Nada más publicarse el libro, el correo de la autora se llenó de mensajes que oscilaban entre la decepción y el enfado. Algunos iban más allá y eran directamente insultantes. ¿Quién se creía Slaughter para acabar con Jeffrey? La presión fue tal que la novelista llegó a publicar una carta en la que justificaba su decisión. En ese texto reconocía las dudas que le asaltaron antes de acabar con su personaje: «¿Estaría suicidándome profesionalmente? ¿Terminaría con Jeffrey el sueño de mi vida: ser una autora publicada?»

Aún así, decidió matar a su protagonista para ser realista y no incurrir en lo que llama el «síndrome Jessica Fletcher», algo que se daría en esas series de novelas en las los crímenes se acumulan pero nunca afectan a los personajes principales. Finalmente, Slaughter admitía que lo había pasado muy mal: «Debes saber, lector, que cuando escribí las páginas en las que se detallan la muerte de Jeffrey, lloré como una adolescente. Todavía me siento como si estuviese de luto. Es como si hubiese perdido a un gran amigo».

Desde luego, las viejas damas del crimen no tenían tantos sentimientos. Agatha Christie mató a Hércules Poirot sin mover un músculo, en 1975, tras compartir con él cincuenta y cinco años de éxito. Y eso que Christie no aguantaba a su personaje.

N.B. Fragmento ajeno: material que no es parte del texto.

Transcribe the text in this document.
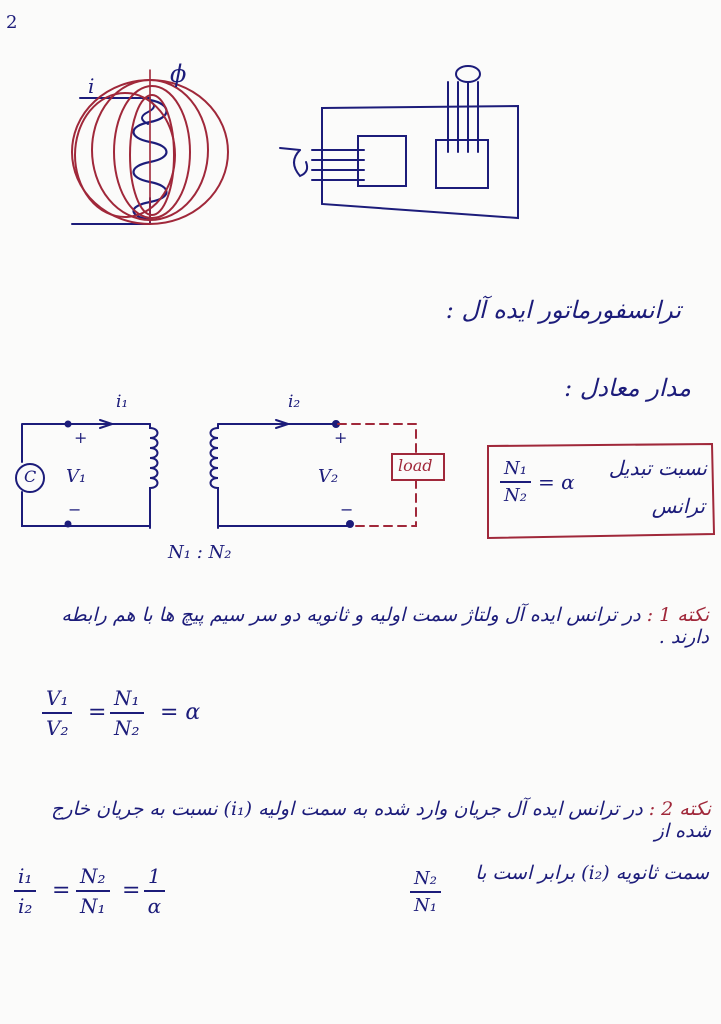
2
i	ϕ
ترانسفورماتور ایده آل :
مدار معادل :
i₁	i₂
+
−
+
−
C V₁	V₂
load
N₁ : N₂
$\frac{\text{N₁}}{\text{N₂}} = \alpha$
نسبت تبدیل
ترانس
نکته 1 : در ترانس ایده آل ولتاژ سمت اولیه و ثانویه دو سر سیم پیچ ها با هم رابطه دارند .
$\frac{\text{V₁}}{\text{V₂}} = \frac{\text{N₁}}{\text{N₂}} = \alpha$
نکته 2 : در ترانس ایده آل جریان وارد شده به سمت اولیه (i₁) نسبت به جریان خارج شده از
سمت ثانویه (i₂) برابر است با
$\frac{\text{N₂}}{\text{N₁}}$
$\frac{\text{i₁}}{\text{i₂}} = \frac{\text{N₂}}{\text{N₁}} = \frac{1}{\alpha}$
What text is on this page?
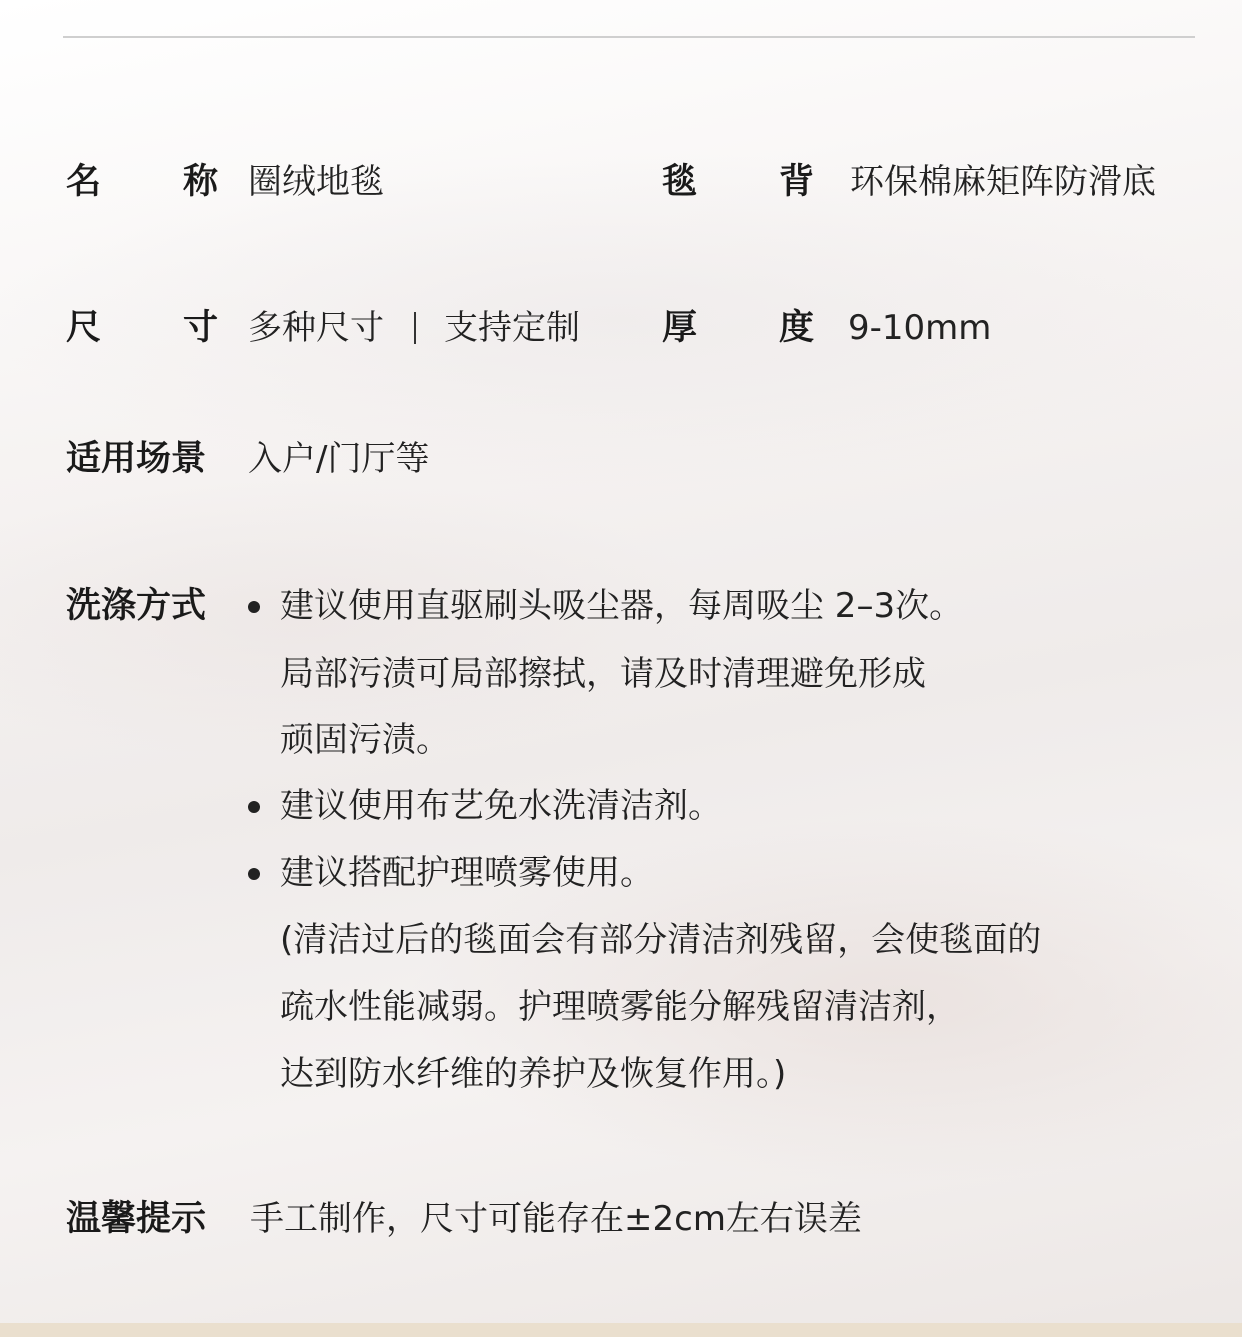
名 称 圈绒地毯	毯 背 环保棉麻矩阵防滑底
尺 寸 多种尺寸 支持定制 厚 度 9-10mm
适用场景 入户/门厅等
洗涤方式 建议使用直驱刷头吸尘器，每周吸尘 2–3次。
局部污渍可局部擦拭，请及时清理避免形成
顽固污渍。
建议使用布艺免水洗清洁剂。
建议搭配护理喷雾使用。
(清洁过后的毯面会有部分清洁剂残留，会使毯面的
疏水性能减弱。护理喷雾能分解残留清洁剂，
达到防水纤维的养护及恢复作用。)
温馨提示 手工制作，尺寸可能存在±2cm左右误差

De él dijo que era «insufrible», también «detestable, pomposo, pesado y egocéntrico». Estuvo a punto de liquidarlo varias veces, pero sabía que el público adoraba al atildado detective belga. Para Christie, su deber consistía en satisfacer a los lectores, así que siguió adelante. Poirot muere siendo un anciano al final de la novela Telón. La popularidad del personaje era tal que mereció un obituario en la portada del New York Times, como si se tratase de una persona real.

Relaciones encontradas

Para Georges Simenon, el comisario Maigret fue una mezcla de Holmes y Poirot. Como Conan Doyle, se dio cuenta pronto de que el éxito de su personaje le impedía ser aceptado como un autor mayor. En los años 30 estuvo tentado de buscarle una muerte apropiada, pero siguió adelante, como Agatha Christie, porque era lo que se esperaba de él. Hasta que en 1972, más de cincuenta novelas después, Simenon se despidió de Maigret y dejó de escribir ficción. Pasó sus últimos años retirado en una pequeña casa de Lausana. Sus amigos cuentan que estaba harto del investigador, de que le confundiesen con él, de todas sus adaptaciones televisivas y cinematográficas. De haber podido, se habría deshecho de Maigret con la facilidad con la que se deshacía de los secundarios que morían en sus novelas.

Harto de James Bond

Más caprichoso que Christie y Simenon, Ian Fleming tardó poco en llevarse mal con James Bond. Sólo cuatro novelas. Su idea era terminar con él en la quinta entrega de la serie, Desde Rusia con amor, pero la presión de los productores de las películas del agente secreto -en realidad, la presión y el dinero- le hizo escribir otros ocho libros de 007.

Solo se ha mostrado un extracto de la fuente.